Call it a Hail Mary play to keep a $15.3 million deal alive.
An attorney representing local developer Wayne Thompson asked the Flagstaff City Council Tuesday night not to scrap plans to build a new public works yard on property he owns in west Flagstaff.
Last week, city officials said that after months of negotiations, they failed to reach an agreement with Thompson to buy 17 acres he owns off west Route 66.
The Council has scheduled a vote on the deal next week.
City voters backed a $14 million bond in early November to help finance a new public works yard with that location in mind. Land sales and a new disposal fee at the landfill will raise the balance of the $28 million cost of the project.
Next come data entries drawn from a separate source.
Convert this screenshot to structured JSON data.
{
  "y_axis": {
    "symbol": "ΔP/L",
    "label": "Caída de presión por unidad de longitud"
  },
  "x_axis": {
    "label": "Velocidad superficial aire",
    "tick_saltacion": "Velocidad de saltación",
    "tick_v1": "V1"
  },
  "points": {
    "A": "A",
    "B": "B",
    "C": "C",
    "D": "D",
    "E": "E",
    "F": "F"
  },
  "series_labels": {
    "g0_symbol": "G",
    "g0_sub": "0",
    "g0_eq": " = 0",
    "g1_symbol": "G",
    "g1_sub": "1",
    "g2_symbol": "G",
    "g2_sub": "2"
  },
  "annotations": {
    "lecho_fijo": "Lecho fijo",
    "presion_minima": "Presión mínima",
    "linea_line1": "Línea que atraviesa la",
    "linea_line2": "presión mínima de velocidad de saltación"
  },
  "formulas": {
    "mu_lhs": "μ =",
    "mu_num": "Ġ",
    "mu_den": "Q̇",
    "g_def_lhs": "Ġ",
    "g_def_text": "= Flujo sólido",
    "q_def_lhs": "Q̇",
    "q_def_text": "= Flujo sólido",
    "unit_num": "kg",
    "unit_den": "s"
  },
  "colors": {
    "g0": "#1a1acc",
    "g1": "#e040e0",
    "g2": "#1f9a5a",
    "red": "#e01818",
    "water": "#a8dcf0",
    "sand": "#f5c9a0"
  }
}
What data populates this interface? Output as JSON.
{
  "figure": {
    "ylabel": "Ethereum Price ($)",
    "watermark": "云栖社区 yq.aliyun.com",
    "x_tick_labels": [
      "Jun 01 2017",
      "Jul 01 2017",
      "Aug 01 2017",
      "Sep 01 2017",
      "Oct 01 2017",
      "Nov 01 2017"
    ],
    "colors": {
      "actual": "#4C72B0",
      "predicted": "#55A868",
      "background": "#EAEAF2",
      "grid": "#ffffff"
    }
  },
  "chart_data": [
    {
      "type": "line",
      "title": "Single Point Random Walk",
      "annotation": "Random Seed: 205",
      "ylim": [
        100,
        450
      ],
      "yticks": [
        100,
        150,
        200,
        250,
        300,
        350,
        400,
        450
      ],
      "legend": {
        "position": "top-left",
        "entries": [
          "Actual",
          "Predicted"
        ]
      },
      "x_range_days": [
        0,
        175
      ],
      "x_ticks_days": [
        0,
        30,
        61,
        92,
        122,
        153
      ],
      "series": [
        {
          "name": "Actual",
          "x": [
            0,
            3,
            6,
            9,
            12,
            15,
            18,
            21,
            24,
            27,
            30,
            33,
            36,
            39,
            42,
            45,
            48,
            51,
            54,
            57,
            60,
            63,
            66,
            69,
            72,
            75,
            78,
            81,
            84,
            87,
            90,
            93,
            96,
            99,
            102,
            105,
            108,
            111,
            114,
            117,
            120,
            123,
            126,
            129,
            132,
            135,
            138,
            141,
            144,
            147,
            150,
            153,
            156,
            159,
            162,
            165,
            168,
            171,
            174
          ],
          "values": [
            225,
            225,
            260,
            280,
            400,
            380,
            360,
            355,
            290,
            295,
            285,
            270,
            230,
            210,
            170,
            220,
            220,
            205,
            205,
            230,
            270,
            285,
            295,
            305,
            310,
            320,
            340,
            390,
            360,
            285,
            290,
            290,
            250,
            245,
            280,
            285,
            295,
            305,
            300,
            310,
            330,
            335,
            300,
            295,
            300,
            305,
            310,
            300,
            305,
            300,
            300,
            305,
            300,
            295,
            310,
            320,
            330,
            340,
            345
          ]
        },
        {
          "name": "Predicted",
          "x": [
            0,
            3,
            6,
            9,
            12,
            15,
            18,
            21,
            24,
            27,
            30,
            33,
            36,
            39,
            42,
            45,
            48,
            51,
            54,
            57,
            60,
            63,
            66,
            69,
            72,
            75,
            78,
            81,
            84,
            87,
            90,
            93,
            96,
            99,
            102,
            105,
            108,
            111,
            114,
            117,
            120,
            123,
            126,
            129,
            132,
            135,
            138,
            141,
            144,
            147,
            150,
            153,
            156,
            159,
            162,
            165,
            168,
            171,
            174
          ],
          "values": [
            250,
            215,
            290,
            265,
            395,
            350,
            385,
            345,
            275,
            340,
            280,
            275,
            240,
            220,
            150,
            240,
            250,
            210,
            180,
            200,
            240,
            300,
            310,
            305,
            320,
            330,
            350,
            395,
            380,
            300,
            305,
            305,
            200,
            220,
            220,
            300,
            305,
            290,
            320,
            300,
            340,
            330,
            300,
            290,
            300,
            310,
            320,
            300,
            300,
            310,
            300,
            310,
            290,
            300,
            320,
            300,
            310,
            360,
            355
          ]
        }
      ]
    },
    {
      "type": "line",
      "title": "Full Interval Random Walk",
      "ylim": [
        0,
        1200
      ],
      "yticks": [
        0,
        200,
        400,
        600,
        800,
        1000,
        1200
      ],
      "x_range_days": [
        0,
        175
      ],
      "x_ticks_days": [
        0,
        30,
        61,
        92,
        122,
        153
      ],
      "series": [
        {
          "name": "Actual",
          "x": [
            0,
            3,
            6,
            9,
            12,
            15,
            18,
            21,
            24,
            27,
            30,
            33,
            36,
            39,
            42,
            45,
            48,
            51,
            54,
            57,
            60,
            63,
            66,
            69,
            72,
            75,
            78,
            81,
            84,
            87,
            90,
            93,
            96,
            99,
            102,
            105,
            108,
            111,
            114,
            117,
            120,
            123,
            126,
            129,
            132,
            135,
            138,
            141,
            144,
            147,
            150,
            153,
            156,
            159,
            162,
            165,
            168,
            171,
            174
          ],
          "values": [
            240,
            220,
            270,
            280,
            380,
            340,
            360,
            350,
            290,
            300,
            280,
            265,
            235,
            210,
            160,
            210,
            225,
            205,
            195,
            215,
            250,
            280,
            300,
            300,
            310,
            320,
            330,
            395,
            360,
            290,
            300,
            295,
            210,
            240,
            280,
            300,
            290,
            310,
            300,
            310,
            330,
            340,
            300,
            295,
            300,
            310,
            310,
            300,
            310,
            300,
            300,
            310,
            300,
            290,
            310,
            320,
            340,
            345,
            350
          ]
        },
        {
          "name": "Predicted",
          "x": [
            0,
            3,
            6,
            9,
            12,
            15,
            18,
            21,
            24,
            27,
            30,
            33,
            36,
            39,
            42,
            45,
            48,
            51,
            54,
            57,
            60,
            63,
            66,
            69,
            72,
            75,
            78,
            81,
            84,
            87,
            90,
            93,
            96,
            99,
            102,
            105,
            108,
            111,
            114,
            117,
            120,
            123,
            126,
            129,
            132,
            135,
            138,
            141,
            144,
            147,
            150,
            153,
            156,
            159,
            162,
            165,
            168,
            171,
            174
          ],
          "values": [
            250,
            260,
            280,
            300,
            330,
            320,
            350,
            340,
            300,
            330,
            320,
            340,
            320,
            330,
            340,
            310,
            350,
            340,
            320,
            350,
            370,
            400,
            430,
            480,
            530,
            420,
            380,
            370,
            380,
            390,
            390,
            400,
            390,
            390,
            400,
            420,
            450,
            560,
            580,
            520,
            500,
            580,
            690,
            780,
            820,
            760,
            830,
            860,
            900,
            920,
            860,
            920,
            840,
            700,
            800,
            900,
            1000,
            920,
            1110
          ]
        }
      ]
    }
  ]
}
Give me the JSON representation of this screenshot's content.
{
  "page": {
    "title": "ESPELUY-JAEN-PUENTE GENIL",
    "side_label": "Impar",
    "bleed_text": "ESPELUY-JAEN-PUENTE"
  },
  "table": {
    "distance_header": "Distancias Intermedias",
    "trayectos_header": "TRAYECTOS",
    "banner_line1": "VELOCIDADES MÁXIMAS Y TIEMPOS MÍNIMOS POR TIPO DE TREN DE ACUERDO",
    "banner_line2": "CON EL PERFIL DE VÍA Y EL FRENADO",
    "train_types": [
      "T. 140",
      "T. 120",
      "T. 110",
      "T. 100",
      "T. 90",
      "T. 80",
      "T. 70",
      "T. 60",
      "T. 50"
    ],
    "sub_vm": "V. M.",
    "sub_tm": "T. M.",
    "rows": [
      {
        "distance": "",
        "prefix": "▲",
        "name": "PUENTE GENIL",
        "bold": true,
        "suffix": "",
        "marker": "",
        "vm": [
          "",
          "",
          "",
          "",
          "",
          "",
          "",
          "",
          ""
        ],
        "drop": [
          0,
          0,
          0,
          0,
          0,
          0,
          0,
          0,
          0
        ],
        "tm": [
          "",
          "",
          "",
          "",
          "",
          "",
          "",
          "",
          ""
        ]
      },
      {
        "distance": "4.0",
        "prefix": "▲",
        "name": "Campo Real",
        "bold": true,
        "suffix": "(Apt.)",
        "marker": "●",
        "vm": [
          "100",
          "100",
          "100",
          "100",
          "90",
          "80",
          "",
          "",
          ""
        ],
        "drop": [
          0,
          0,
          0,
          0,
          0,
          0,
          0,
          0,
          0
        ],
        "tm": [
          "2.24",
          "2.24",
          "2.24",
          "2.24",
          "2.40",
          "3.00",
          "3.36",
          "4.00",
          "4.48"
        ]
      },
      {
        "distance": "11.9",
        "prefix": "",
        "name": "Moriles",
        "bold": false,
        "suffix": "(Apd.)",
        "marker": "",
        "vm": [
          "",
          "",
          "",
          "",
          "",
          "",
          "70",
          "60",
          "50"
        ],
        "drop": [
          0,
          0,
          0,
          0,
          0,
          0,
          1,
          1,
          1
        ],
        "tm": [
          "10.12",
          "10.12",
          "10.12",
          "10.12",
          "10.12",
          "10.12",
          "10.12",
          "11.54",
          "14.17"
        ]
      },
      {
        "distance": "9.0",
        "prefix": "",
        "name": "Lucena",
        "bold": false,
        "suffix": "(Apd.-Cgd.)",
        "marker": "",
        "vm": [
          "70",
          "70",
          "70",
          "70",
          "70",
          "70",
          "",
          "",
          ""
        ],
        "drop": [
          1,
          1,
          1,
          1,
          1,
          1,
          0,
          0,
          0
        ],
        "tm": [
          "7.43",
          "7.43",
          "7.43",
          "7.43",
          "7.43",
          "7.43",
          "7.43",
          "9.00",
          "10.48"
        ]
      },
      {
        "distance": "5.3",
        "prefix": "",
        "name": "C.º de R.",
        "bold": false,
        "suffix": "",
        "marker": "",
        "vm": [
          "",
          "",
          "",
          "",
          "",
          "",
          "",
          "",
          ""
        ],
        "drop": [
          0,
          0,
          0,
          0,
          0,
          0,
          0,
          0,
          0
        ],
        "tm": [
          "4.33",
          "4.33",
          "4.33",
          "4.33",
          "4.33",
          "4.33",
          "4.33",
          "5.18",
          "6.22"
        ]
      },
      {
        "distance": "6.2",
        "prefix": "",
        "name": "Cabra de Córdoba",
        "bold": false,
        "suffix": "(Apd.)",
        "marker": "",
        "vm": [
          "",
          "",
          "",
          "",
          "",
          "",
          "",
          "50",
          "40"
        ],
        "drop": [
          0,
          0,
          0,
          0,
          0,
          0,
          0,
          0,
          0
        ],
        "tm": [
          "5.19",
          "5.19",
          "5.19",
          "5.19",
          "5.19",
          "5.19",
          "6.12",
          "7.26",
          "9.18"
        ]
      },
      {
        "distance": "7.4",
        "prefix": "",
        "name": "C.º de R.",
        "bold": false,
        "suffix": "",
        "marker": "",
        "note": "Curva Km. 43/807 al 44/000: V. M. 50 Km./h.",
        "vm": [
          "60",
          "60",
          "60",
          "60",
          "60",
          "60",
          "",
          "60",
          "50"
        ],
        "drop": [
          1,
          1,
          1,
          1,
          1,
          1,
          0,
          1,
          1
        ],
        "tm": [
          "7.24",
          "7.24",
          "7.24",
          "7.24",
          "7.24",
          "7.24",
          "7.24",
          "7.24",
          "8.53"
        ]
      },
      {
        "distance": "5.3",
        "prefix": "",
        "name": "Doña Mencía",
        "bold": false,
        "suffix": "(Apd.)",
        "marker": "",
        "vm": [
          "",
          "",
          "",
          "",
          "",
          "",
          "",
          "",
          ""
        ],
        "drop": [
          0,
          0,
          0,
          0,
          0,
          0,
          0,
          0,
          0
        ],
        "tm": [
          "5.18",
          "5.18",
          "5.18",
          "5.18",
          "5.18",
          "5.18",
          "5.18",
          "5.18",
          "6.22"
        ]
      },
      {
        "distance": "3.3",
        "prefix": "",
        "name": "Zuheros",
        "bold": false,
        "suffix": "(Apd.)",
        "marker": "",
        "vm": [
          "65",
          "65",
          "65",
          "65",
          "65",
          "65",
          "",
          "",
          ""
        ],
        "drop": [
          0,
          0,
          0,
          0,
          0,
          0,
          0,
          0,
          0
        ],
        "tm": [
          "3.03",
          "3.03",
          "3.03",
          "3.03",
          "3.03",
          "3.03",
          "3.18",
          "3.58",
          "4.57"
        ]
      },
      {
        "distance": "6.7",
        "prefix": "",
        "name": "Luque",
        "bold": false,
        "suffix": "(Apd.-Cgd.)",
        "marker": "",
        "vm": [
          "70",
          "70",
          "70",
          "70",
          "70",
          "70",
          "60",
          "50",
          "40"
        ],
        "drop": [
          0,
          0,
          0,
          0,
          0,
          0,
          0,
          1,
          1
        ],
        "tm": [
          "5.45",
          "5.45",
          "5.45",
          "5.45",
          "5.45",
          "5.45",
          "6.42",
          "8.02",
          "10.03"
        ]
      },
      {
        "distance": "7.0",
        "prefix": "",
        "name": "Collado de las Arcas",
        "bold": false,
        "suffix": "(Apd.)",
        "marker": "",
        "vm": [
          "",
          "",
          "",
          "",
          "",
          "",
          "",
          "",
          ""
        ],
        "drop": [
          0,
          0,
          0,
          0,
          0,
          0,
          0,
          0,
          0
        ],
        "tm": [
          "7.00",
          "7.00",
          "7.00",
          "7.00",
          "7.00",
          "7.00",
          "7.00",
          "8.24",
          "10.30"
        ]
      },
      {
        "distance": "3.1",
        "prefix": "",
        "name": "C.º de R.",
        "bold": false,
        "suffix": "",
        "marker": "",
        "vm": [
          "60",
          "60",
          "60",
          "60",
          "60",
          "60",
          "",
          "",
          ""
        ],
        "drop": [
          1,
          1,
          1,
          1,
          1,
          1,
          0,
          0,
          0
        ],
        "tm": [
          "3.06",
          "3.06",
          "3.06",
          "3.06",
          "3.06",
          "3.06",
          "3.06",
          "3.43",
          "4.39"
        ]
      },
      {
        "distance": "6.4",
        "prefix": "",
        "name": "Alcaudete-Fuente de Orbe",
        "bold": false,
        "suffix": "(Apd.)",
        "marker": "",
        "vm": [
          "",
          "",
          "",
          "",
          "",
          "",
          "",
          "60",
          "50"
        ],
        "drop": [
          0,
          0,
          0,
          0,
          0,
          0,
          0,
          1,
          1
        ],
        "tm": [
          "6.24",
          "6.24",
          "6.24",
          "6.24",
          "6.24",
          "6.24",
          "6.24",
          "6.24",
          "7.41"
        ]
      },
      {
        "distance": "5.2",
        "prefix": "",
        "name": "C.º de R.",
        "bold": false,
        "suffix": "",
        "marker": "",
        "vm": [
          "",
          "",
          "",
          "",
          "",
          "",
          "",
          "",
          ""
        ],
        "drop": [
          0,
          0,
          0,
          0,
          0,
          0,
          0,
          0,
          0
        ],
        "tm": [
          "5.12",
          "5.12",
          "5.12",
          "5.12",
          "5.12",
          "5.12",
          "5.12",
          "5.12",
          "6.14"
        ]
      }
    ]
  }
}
The asking price, according to the city, was $15.3 million, and the parcel contains 15 commercial buildings with numerous tenants.
Waving correspondence between the city and a local real estate broker representing Thompson, the attorney said they were very close to reaching an agreement.
City Manager Kevin Burke said last week something completely different.
"Despite everyone's best efforts on both sides, we are not able to come to a mutual agreement on terms and conditions and feel it is best to consider other possibilities," Burke stated.
Members of the Council said little on Tuesday night, based on legal advice that the city is still technically in negotiations with Thompson until they take action on the bid on Feb. 5 during a scheduled City Council meeting.
Last week, several councilmembers said publicly they felt it was the right decision to end negotiations with Thompson.
The city has received several inquires from other landowners willing to sell large parcels they think would be suitable for a new public works yard.